07-31-2021 03:55 PM
hello. I am a new comer an d would like to speak to someone e
Solved! Go to Best Answer
08-01-2021 01:41 AM
Thank you ever so much for your hep I accidentally entered the US market however I thought listings was world wide anyway.
08-01-2021 01:45 AM
08-01-2021 02:05 AM
Personally, I think people should let you ask your question(s) before referring you to your native site. Who knows, perhaps it is something simple enough that anyone could answer, even me. 😁
08-01-2021 05:02 AM
It's doubtful that anyone here is preventing the OP from asking his/her questions.
It's just that, as you are aware, some things may be slightly different in the UK and it would be good for the OP to learn about selling on the UK site. I am thinking that there could be specifically questions about VAT, shipping etc that we may be unable to aswer.
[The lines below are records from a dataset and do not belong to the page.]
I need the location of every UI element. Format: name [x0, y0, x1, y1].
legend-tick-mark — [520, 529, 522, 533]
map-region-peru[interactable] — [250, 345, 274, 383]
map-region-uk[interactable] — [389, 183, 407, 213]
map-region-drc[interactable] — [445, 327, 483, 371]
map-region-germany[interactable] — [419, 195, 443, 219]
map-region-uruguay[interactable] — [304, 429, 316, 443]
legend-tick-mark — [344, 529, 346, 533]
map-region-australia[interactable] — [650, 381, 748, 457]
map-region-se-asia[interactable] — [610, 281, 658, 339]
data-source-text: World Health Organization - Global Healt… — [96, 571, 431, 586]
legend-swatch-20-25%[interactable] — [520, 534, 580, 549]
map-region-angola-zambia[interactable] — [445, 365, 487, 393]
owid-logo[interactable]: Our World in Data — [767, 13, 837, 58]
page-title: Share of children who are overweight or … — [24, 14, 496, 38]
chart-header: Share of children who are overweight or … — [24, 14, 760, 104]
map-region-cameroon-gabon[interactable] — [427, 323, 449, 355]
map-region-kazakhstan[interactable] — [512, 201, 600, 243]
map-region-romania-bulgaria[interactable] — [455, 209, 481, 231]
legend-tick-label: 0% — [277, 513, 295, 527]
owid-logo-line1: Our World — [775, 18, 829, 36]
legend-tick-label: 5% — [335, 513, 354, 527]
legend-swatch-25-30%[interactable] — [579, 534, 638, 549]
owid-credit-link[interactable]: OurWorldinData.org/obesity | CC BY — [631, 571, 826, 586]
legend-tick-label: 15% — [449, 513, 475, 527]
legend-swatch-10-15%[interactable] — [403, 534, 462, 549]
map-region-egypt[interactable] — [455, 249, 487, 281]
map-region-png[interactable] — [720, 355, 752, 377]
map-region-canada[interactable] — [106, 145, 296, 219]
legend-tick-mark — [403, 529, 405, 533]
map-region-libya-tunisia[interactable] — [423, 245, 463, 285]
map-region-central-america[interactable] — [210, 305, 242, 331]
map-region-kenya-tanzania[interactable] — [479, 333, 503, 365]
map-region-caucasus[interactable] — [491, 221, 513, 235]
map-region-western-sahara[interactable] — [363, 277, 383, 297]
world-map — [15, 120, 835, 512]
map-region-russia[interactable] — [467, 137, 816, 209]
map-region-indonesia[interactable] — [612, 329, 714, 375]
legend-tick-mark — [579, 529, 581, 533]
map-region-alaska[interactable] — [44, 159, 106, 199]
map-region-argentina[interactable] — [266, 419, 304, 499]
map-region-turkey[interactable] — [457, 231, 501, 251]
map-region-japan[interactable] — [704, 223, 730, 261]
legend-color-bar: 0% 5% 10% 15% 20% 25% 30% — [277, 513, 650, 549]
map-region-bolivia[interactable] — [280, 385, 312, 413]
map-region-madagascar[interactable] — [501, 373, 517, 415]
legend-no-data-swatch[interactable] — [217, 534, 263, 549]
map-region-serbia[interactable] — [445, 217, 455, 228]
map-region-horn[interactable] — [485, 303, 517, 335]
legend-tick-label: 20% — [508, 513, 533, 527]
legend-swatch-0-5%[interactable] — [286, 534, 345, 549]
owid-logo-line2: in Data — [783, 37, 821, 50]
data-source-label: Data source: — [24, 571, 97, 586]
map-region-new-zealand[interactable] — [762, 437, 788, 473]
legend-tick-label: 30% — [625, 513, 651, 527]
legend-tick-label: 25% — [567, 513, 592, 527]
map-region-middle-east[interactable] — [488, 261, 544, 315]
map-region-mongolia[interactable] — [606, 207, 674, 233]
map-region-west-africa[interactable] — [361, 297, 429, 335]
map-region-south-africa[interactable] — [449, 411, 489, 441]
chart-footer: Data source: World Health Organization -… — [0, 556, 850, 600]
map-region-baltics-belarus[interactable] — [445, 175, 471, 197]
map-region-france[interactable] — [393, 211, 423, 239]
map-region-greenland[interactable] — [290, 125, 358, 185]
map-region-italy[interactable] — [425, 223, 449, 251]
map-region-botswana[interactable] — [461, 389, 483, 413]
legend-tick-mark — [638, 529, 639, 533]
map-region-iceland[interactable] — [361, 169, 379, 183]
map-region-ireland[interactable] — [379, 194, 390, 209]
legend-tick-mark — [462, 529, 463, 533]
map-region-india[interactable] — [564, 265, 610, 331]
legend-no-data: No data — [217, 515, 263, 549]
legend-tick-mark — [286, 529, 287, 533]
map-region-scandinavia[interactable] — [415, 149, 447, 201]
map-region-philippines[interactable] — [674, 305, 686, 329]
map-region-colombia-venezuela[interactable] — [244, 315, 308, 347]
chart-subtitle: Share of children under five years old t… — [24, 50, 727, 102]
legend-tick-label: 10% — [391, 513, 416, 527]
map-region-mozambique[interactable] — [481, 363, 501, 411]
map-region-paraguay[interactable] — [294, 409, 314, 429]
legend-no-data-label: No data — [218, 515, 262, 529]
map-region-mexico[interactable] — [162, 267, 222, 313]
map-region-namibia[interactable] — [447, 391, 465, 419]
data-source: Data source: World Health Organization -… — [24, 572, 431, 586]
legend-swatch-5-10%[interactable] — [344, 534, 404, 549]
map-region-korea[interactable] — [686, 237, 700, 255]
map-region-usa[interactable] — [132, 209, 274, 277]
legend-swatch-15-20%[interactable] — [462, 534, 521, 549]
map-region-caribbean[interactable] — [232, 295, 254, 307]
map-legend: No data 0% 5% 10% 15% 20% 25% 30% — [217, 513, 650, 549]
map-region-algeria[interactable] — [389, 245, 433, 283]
08-01-2021 05:37 AM - edited 08-01-2021 05:40 AM
Correct - OP asked on the mentor board about opening an account and being suspended, most likely because they attempted to open it here when they are registered in the UK
https://community.ebay.com/t5/Ask-a-Mentor/LISTING-AN-ITEM-ON-EBAY-FOR-BSALE/td-p/32122963
and it is a different process opening an account regarding MP requirements in the UK than it is here
08-01-2021 07:08 AM
Better to direct the OP to ebay.co.uk discussion boards to get information and advice there than to have a bunch of US members--who may not have even noticed the OP is registered in the UK--give incorrect advice on some issue that is unique to that platform, and, thirty posts later, someone mentions that the OP is in the UK--after two pages of misleading "answers." That's just downright irresponsible, and no one who feels any sense of obligation to OPs getting complete and correct advice would encourage it.
There are plenty of threads started by US members that can keep posters occupied. Half the time, people aren't posting "advice" anyway; they're just posting some pointless social comment or trite eBay bash that we've all heard before.